OPINIONFinancing

A reminder that ease and convenience usually win

The Bottom Line: As a recent study on third-party delivery demonstrates, convenience and ease will drive sales. Even during a difficult environment.
Delivery
Delivery is growing, largely because of its easiness. | Photo: Shutterstock.

Third-party delivery from restaurants has been growing in popularity since it first really emerged as a nationwide option about six years ago. The pandemic put that service on overdrive. But then it kept going even since then. Orders at DoorDash, for instance, grew 19% last quarter. 

We’ve long wondered why, given consumers’ general rejection of rising prices. This is a cut-back environment right now. More than three-quarters said in a McKinsey survey, for instance, that they plan to buy cheaper stuff in the coming months. 

But a study for Restaurant Business by Intouch Insight on third-party delivery provides some insight into that, something we discussed on this week’s podcast and in the most recent edition of The Bottom Line newsletter.

In short, consumers like easy. And they’ll pay for it. 

Convenience has long been a winning ingredient in the restaurant space. People are busy and don’t have time to cook. 

Their need for ease and convenience has driven the growth of chains, in part because there is a simplicity in knowing the quality and price of a restaurant before you get there. 

It has driven demand for drive-thrus, driving the success of fast-food chains and some fast-casuals. 

Many of those fast-casual chains generally avoided such lanes, at least in part to differentiate themselves from their quick-service cousins. But more are getting on board with that, given consumers’ preference for using those lanes.

Demand for convenience and simplicity drove much of the success of Domino’s before the pandemic, as it highlighted its ease of use to get customers.

Customers typically pay an additional $8 or so for an order on one of the apps, between higher menu prices charged by the restaurant and various fees from the services themselves, according to the Intouch study.

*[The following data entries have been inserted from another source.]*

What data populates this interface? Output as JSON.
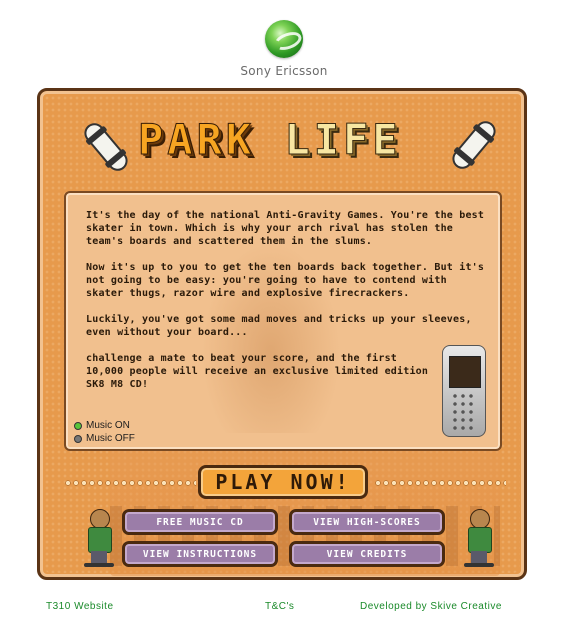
{
  "brand": {
    "name": "Sony Ericsson"
  },
  "game": {
    "title_part1": "PARK",
    "title_part2": "LIFE",
    "story": [
      "It's the day of the national Anti-Gravity Games. You're the best skater in town. Which is why your arch rival has stolen the team's boards and scattered them in the slums.",
      "Now it's up to you to get the ten boards back together. But it's not going to be easy: you're going to have to contend with skater thugs, razor wire and explosive firecrackers.",
      "Luckily, you've got some mad moves and tricks up your sleeves, even without your board...",
      "challenge a mate to beat your score, and the first 10,000 people will receive an exclusive limited edition SK8 M8 CD!"
    ],
    "music": {
      "on_label": "Music ON",
      "off_label": "Music OFF",
      "selected": "on"
    },
    "play_label": "PLAY NOW!",
    "buttons": {
      "free_music": "FREE MUSIC CD",
      "high_scores": "VIEW HIGH-SCORES",
      "instructions": "VIEW INSTRUCTIONS",
      "credits": "VIEW CREDITS"
    }
  },
  "footer": {
    "website": "T310 Website",
    "tc": "T&C's",
    "developer": "Developed by Skive Creative"
  },
  "colors": {
    "frame": "#e79a4c",
    "panel": "#f1c08e",
    "button": "#9b7da8",
    "play": "#f3a43a",
    "footer_link": "#1a8a2a"
  }
}
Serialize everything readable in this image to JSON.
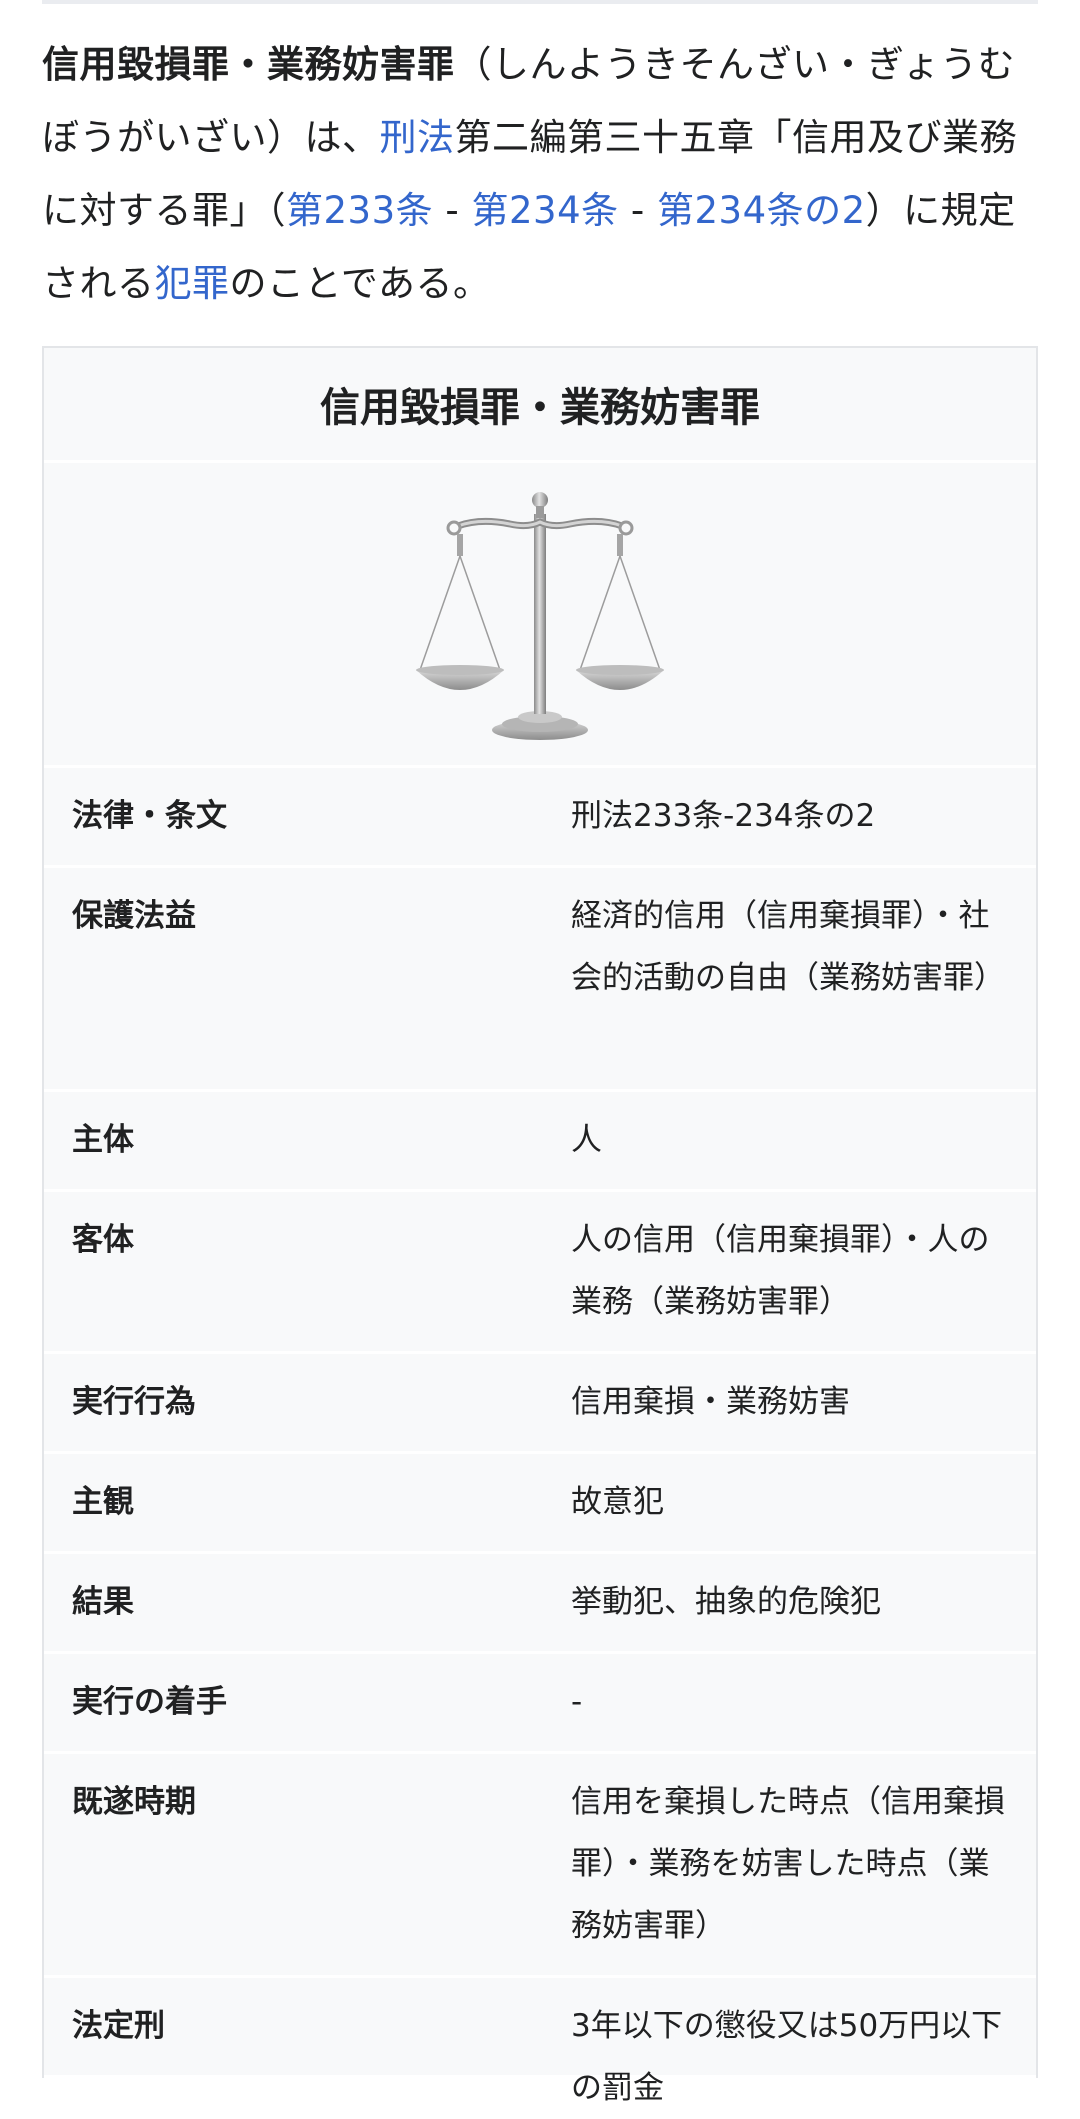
{
  "intro": {
    "bold_term": "信用毀損罪・業務妨害罪",
    "reading": "（しんようきそんざい・ぎょうむぼうがいざい）は、",
    "link_keiho": "刑法",
    "text_2": "第二編第三十五章「信用及び業務に対する罪」（",
    "link_233": "第233条",
    "sep1": " - ",
    "link_234": "第234条",
    "sep2": " - ",
    "link_234_2": "第234条の2",
    "text_3": "）に規定される",
    "link_hanzai": "犯罪",
    "text_4": "のことである。"
  },
  "infobox": {
    "title": "信用毀損罪・業務妨害罪",
    "image_icon": "scales-of-justice-icon",
    "rows": [
      {
        "label": "法律・条文",
        "value": "刑法233条-234条の2"
      },
      {
        "label": "保護法益",
        "value": "経済的信用（信用棄損罪）・社会的活動の自由（業務妨害罪）"
      },
      {
        "label": "主体",
        "value": "人"
      },
      {
        "label": "客体",
        "value": "人の信用（信用棄損罪）・人の業務（業務妨害罪）"
      },
      {
        "label": "実行行為",
        "value": "信用棄損・業務妨害"
      },
      {
        "label": "主観",
        "value": "故意犯"
      },
      {
        "label": "結果",
        "value": "挙動犯、抽象的危険犯"
      },
      {
        "label": "実行の着手",
        "value": "-"
      },
      {
        "label": "既遂時期",
        "value": "信用を棄損した時点（信用棄損罪）・業務を妨害した時点（業務妨害罪）"
      },
      {
        "label": "法定刑",
        "value": "3年以下の懲役又は50万円以下の罰金"
      }
    ]
  },
  "colors": {
    "link": "#3366cc",
    "text": "#202122",
    "infobox_bg": "#f8f9fa"
  }
}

These prices drive up the cost of the order. 

But there is value in what delivery services have to offer. For one thing, there is the fact that a person who orders delivery doesn’t have to leave the house. For late-night consumers or busy families, that extra few bucks is worth it when they don’t have to get dressed and get in the car. 

At the same time, the apps themselves are easy to use. Nearly every customer in the Intouch study said it was easy to use the apps from DoorDash, Uber Eats or Grubhub. 

Effectively, the apps are places where customers can shop for the night’s meal from a selection of restaurants, similar to the way Amazon has changed the way a person shops for socks or television sets. 

Maybe the most telling statistic comes from Papa Johns, which started using third-party aggregators in 2018, before any of its rivals did so. Third-party delivery now represents 15% of its sales, even as sales through its own delivery channels have stumbled. 

Papa Johns is as easy as it gets when it comes to ordering a pizza. And yet 15% of its customers (or so) are willing to pay more just to be able to use an aggregation app to order their pizza. 

It remains to be seen how much of the restaurant business third-party delivery becomes responsible for. 

But it’s also evident from the study that such companies are getting better, as highlighted by the 90% satisfaction with restaurant delivery—far better than convenience store delivery, which is newer and, according to the Intouch results, more problematic. 

We were long skeptics about third-party delivery in the U.S., for a variety of reasons—the presence of the drive-thru, the inability of the companies to make a profit, the logistical challenges of the service and, of course, its cost. 

We were clearly wrong. Easy works. As it always has.